TLS configuration for HA (with Raft)

pascalrobert · January 11, 2023, 1:57pm

I’m a bit lost for the TLS configuration. I have setup a two nodes cluster, running Vault 1.12.2 on Ubuntu 22.04. Config on one of the nodes:

storage "raft" {
  path = "/opt/vault/data/vault2"
  node_id = "vault2"
}
listener "tcp" {
  address     = "0.0.0.0:8200"
  cluster_address = "0.0.0.0:8201"
  tls_cert_file = "/etc/ssl/certs/wildcard.crt"
  tls_key_file = "/etc/ssl/private/wildcard.key"
  tls_disable_client_certs = true
}
api_addr = "https://vault2.xxxx.com:8200"
cluster_addr = "https://vault2.xxxx.com:8201"
ui = true
enable_response_header_raft_node_id = true
cluster_name = "xxxx"
disable_mlock = true
telemetry {
  prometheus_retention_time = "30s"
  disable_hostname = true
}

But I’m getting:

Jan 11 13:40:39 vault2 vault[144175]: 2023-01-11T08:40:39.539-0500 [ERROR] core: forward request error: error="error during forwarding RPC request"
Jan 11 13:49:42 vault2 vault[144175]: 2023-01-11T08:49:42.067-0500 [ERROR] core: error during forwarded RPC request: error="rpc error: code = Unavailable desc = connection error: desc = \"transport: Error while dialing x509: certificate is valid for fw-066fe9e9-b7ce-549a-fb2e-9c335a481eac, not fw-d1f1e82d-478f-15d3-8e56-1ba6749d4cf0\""

I tried by adding the nodes in retry_join blocks, but I get the same error.

Also tried this:

vault operator raft join -leader-ca-cert="$CA_CERT" https://vault1.xxxx.com:8200

Where CA_CERT is the content of the certificate in /opt/vault/tls/tls.crt from vault1, same error.

So, what is the correct configuration for Raft clustering with TLS?

Joffrey · January 16, 2023, 2:12pm

The “fw-xxxxx”, isn’t a Proxy/FW with a SSL inspection ??

sarbhika.dangol · March 23, 2023, 5:31pm

any solution, we are running into same issue.

maxb · March 23, 2023, 9:34pm

@sarbhika.dangol You should start a new topic, and fully describe your problem and your configuration. This keeps things clear, as often users have superficially similar issues with different causes.

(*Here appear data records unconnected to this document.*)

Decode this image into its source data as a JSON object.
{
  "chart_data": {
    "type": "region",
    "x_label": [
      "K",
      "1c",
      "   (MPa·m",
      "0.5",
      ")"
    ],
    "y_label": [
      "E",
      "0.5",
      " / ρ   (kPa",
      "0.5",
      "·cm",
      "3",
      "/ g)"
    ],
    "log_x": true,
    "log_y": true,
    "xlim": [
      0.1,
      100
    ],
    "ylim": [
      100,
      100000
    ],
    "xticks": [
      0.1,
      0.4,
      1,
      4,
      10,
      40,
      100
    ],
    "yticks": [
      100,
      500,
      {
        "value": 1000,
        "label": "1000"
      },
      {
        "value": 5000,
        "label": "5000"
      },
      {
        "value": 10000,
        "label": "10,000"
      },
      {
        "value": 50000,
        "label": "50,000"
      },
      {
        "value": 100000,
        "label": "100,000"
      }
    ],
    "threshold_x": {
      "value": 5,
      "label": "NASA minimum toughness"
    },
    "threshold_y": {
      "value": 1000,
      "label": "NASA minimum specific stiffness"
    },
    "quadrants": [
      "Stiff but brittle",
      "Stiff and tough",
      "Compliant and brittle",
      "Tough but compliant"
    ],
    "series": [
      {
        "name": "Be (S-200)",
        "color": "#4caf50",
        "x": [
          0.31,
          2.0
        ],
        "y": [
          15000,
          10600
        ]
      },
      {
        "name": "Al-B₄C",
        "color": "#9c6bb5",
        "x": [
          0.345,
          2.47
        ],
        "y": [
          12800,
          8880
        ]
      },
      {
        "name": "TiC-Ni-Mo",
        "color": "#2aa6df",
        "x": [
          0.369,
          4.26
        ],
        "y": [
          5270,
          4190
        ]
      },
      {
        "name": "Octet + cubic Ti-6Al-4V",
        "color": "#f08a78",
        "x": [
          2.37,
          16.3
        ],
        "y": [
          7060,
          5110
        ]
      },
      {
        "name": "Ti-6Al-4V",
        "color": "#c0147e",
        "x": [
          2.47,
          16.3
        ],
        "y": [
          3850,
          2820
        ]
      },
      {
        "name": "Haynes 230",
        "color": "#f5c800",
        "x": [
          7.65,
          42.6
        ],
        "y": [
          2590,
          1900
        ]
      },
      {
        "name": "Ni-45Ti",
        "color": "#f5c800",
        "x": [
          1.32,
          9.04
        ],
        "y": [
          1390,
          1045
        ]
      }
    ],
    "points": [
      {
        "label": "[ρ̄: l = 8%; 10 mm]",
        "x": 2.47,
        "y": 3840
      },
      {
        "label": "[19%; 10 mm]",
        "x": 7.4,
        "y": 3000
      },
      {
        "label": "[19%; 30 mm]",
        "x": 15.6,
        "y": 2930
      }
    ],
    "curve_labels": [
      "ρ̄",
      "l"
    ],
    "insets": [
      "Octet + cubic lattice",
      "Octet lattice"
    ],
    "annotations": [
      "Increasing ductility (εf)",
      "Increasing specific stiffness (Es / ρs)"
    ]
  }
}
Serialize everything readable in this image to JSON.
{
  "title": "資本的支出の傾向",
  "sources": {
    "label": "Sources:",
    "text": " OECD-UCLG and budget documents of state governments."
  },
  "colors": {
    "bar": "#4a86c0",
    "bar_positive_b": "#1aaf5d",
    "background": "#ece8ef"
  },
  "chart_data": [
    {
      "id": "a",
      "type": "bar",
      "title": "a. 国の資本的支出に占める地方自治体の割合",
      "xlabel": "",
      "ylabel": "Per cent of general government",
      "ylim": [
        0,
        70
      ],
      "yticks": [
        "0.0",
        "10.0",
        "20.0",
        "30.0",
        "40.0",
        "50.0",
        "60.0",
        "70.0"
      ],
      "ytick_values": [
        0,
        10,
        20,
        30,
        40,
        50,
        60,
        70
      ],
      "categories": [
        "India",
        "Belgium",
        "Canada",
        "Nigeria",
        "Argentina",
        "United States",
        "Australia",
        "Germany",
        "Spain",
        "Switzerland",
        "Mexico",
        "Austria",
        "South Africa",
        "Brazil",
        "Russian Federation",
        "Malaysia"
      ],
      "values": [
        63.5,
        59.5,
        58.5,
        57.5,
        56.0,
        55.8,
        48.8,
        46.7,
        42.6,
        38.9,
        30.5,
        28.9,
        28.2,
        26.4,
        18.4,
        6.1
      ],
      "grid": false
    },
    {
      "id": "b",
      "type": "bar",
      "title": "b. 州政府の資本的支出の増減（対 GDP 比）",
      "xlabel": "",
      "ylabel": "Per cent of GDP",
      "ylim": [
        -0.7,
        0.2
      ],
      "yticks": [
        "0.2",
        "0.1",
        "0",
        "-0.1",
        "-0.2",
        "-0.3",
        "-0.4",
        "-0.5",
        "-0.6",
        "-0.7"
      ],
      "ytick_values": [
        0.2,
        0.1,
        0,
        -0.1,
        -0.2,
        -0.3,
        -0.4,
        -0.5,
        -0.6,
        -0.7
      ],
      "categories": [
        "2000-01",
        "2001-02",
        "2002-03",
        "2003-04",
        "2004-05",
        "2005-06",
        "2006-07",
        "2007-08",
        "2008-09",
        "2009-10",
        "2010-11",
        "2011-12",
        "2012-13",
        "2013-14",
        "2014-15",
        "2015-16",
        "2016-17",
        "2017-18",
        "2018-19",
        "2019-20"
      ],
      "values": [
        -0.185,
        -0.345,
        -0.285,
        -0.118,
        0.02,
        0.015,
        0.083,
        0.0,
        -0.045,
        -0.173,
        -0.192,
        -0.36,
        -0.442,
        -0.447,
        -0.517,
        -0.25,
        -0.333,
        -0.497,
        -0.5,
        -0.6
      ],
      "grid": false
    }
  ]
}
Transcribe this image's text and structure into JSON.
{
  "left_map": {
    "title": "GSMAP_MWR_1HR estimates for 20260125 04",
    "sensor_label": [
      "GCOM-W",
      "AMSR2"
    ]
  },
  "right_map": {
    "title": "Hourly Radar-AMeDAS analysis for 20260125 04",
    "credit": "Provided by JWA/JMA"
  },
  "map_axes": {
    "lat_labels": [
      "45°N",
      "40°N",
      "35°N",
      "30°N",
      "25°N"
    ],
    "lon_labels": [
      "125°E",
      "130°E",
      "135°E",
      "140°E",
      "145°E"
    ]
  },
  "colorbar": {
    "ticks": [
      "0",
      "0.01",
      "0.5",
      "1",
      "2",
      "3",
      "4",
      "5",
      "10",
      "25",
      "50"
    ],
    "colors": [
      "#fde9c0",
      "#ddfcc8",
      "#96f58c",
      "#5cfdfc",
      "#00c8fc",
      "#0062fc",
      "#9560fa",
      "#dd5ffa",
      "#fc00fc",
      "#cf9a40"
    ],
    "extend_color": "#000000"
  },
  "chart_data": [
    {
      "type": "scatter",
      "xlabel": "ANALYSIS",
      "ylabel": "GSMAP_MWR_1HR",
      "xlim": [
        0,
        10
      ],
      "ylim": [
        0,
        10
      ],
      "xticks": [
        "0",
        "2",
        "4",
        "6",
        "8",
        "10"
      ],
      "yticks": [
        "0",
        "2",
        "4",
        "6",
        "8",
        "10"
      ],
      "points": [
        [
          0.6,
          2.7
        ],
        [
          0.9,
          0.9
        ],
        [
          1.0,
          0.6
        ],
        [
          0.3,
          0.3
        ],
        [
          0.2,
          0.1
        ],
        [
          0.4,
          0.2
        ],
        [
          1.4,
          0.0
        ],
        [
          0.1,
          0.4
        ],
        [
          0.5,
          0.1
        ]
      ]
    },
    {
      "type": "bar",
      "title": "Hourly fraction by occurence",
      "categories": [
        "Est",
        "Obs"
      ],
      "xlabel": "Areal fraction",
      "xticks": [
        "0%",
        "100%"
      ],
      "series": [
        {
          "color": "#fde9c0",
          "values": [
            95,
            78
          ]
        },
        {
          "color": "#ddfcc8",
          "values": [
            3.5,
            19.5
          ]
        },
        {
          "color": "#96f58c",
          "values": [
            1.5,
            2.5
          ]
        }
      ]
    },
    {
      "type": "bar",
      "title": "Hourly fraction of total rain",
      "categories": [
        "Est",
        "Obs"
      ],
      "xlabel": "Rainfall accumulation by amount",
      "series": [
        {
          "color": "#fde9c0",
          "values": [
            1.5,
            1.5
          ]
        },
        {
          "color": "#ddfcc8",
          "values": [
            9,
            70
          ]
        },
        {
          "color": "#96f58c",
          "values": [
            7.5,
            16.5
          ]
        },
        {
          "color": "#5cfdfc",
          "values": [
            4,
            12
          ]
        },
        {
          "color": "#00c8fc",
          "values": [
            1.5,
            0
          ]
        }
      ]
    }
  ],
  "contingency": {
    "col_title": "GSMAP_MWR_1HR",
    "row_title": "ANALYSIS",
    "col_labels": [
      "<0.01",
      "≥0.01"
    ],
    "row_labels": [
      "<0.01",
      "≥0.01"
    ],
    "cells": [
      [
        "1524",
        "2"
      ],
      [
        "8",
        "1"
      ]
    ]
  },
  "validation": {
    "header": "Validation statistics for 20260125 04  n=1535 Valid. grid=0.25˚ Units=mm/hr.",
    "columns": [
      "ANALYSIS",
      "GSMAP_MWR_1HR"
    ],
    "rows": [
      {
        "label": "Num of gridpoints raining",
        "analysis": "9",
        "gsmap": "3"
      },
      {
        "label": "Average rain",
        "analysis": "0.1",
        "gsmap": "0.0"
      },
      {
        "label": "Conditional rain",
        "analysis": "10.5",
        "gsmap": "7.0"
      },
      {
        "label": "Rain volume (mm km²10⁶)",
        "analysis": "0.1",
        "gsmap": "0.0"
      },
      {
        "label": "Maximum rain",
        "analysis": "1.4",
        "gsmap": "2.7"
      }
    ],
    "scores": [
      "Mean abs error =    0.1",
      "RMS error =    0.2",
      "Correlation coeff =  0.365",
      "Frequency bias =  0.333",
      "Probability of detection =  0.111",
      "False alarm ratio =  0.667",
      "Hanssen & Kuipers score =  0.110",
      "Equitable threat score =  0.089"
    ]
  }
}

macmiranda · March 24, 2023, 2:30pm

@pascalrobert

Could you let us know how you generated both server’s certificates and ideally paste the output of openssl x509 -in <cert_file>.pem -noout -text for each one.

maxb · March 24, 2023, 3:57pm

A two node Raft cluster is inadvisable, as if either node fails, the entire cluster will be inoperable.

In general I would discourage people from setting the Raft node ID in the configuration file. If you leave it to Vault to manage, a random UUID will be assigned and stored in the Vault data directory. Setting it in the config file just opens up the possibility of accidentally using the same value on multiple nodes. You cannot easily migrate an existing cluster, but something to bear in mind for the future.

maxb · March 24, 2023, 4:11pm

@macmiranda The error message that @pascalrobert showed mentioned request forwarding - request forwarding doesn’t use the user-supplied certificate, Vault internally generates its own.

As @Joffrey mentioned, the mystery hostnames beginning with fw- in the error message are a pretty solid hint that there is some network interception going on in this environment which is sabotaging the communication.

macmiranda · March 24, 2023, 5:53pm

Noted.

Just curious as to why the inspection device would change the subject name in the cert.